Je me rappelle d'une scène qui me fait encore sourire. J'avais un jour décidé de faire oeuvre utile en donnant la majorité des vêtements de Bella au Centre Psychiatrique ainsi qu'à Caritas Bénin. Quant à ses vêtements de marque obtenus lors des défilés, j'ai préféré les revendre. L'argent récolté a servi à ouvrir un compte épargne pour Fifa et à approvisionner des orphelinats.


Fifa avait tenu à faire son tri en premier dans les vêtements destinés au Centre Psychiatrique. Elle s'efforçait de rentrer dans une robe qui lui avait beaucoup plu. C'est vrai qu'à l'époque elle était à trois mois de grossesse, mais elle était naturellement plus corpulente et moins grande que Bella. Elle ne pouvait donc pas porter les mêmes vêtements que Bella. Pourtant, elle s'obstinait à le faire.


- Tu vois maman, cette robe me va à ravir ! Je la garde.

Elle ressemblait à une sardine coincée dans une boîte trop​ étroite.

- Je ne suis pas du même avis que toi, ai-je simplement dit.

- Regarde bien, maman.

A peine avait-elle achevé sa phrase que j'entendis un crac des plus sonores. Non seulement la fermeture éclair avait éclaté, mais aussi le tissu s'était déchiré.

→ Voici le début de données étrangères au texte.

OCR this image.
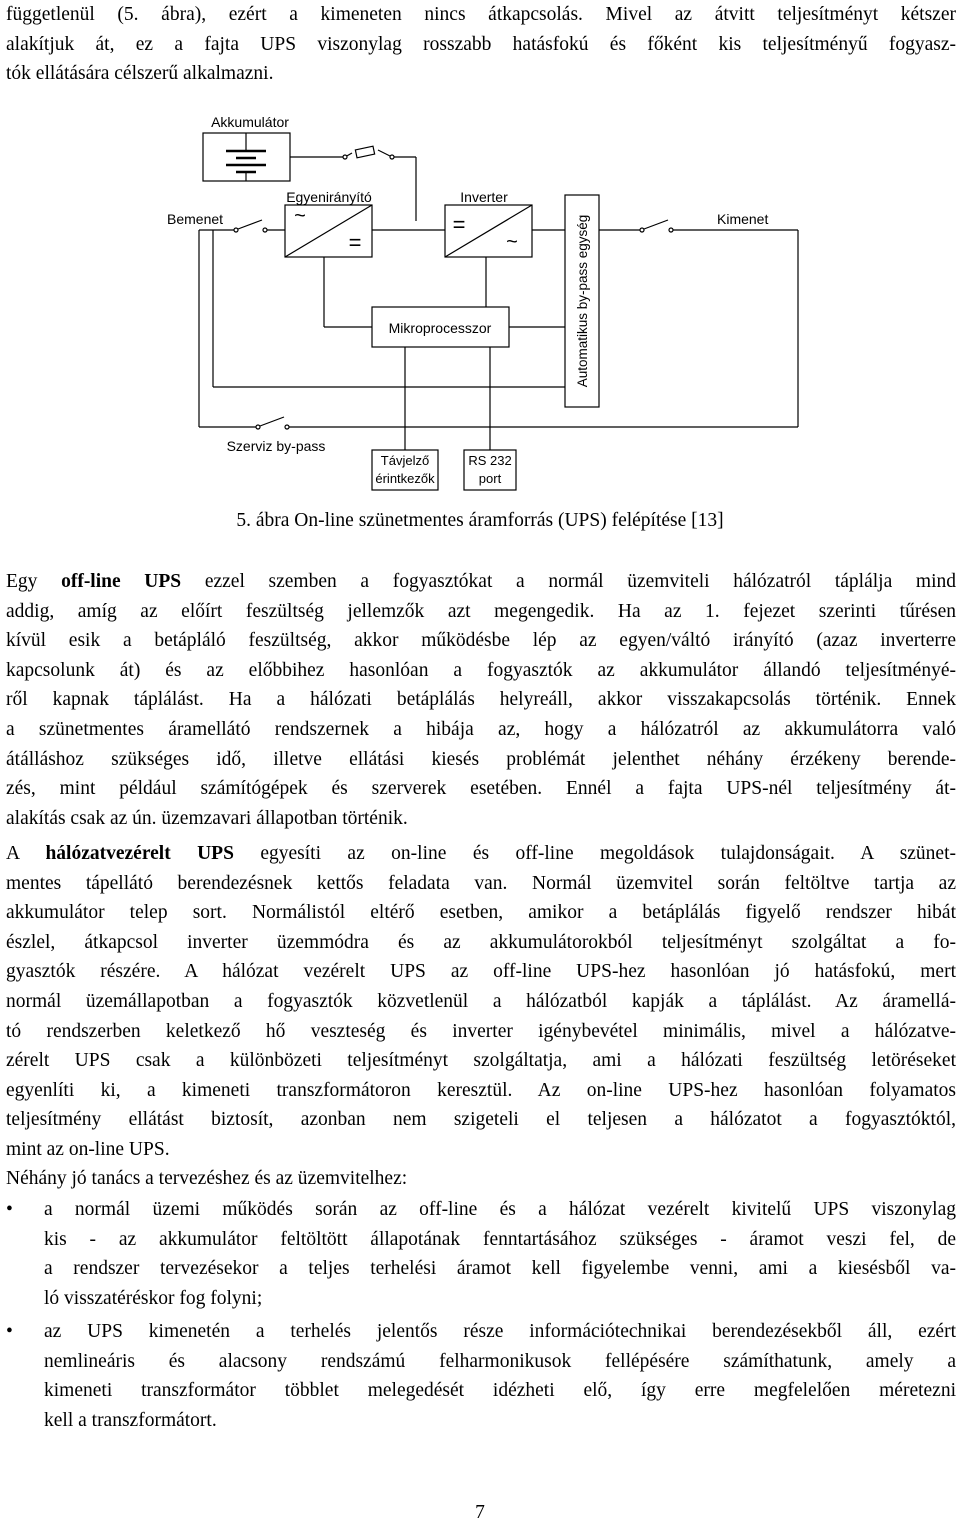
függetlenül (5. ábra), ezért a kimeneten nincs átkapcsolás. Mivel az átvitt teljesítményt kétszer
alakítjuk át, ez a fajta UPS viszonylag rosszabb hatásfokú és főként kis teljesítményű fogyasz-
tók ellátására célszerű alkalmazni.
Akkumulátor
Bemenet
Egyenirányító	Inverter
Kimenet
Mikroprocesszor
Szerviz by-pass
Távjelző
érintkezők
RS 232
port
Automatikus by-pass egység
~
=
=
~
5. ábra On-line szünetmentes áramforrás (UPS) felépítése [13]
Egy off-line UPS ezzel szemben a fogyasztókat a normál üzemviteli hálózatról táplálja mind
addig, amíg az előírt feszültség jellemzők azt megengedik. Ha az 1. fejezet szerinti tűrésen
kívül esik a betápláló feszültség, akkor működésbe lép az egyen/váltó irányító (azaz inverterre
kapcsolunk át) és az előbbihez hasonlóan a fogyasztók az akkumulátor állandó teljesítményé-
ről kapnak táplálást. Ha a hálózati betáplálás helyreáll, akkor visszakapcsolás történik. Ennek
a szünetmentes áramellátó rendszernek a hibája az, hogy a hálózatról az akkumulátorra való
átálláshoz szükséges idő, illetve ellátási kiesés problémát jelenthet néhány érzékeny berende-
zés, mint például számítógépek és szerverek esetében. Ennél a fajta UPS-nél teljesítmény át-
alakítás csak az ún. üzemzavari állapotban történik.
A hálózatvezérelt UPS egyesíti az on-line és off-line megoldások tulajdonságait. A szünet-
mentes tápellátó berendezésnek kettős feladata van. Normál üzemvitel során feltöltve tartja az
akkumulátor telep sort. Normálistól eltérő esetben, amikor a betáplálás figyelő rendszer hibát
észlel, átkapcsol inverter üzemmódra és az akkumulátorokból teljesítményt szolgáltat a fo-
gyasztók részére. A hálózat vezérelt UPS az off-line UPS-hez hasonlóan jó hatásfokú, mert
normál üzemállapotban a fogyasztók közvetlenül a hálózatból kapják a táplálást. Az áramellá-
tó rendszerben keletkező hő veszteség és inverter igénybevétel minimális, mivel a hálózatve-
zérelt UPS csak a különbözeti teljesítményt szolgáltatja, ami a hálózati feszültség letöréseket
egyenlíti ki, a kimeneti transzformátoron keresztül. Az on-line UPS-hez hasonlóan folyamatos
teljesítmény ellátást biztosít, azonban nem szigeteli el teljesen a hálózatot a fogyasztóktól,
mint az on-line UPS.
Néhány jó tanács a tervezéshez és az üzemvitelhez:
• a normál üzemi működés során az off-line és a hálózat vezérelt kivitelű UPS viszonylag
kis - az akkumulátor feltöltött állapotának fenntartásához szükséges - áramot veszi fel, de
a rendszer tervezésekor a teljes terhelési áramot kell figyelembe venni, ami a kiesésből va-
ló visszatéréskor fog folyni;
• az UPS kimenetén a terhelés jelentős része információtechnikai berendezésekből áll, ezért
nemlineáris és alacsony rendszámú felharmonikusok fellépésére számíthatunk, amely a
kimeneti transzformátor többlet melegedését idézheti elő, így erre megfelelően méretezni
kell a transzformátort.
7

Elle avait alors prononcé un "Ah" et avait gardé la bouche ouverte pendant plus d'une seconde avant d'ajouter :

- Le tissu n'était même pas bon !

Son excuse était si drôle que je n'ai pas pu contenir davantage mon envie de rire. J'ai ri, ri et ri à me tordre tandis qu'elle essayait encore de comprendre ce qui venait de se passer.


- Où sont les parents de Fifa ?

La voix de la sage-femme me tire de mes pensées.

- Ici, crie-je.

- Nous avons besoin des affaires du bébé. Elle vient d'avoir un beau et gros garçon. Félicitations.

- Merci, dis-je, tellement heureuse. Pourrais-je la voir ?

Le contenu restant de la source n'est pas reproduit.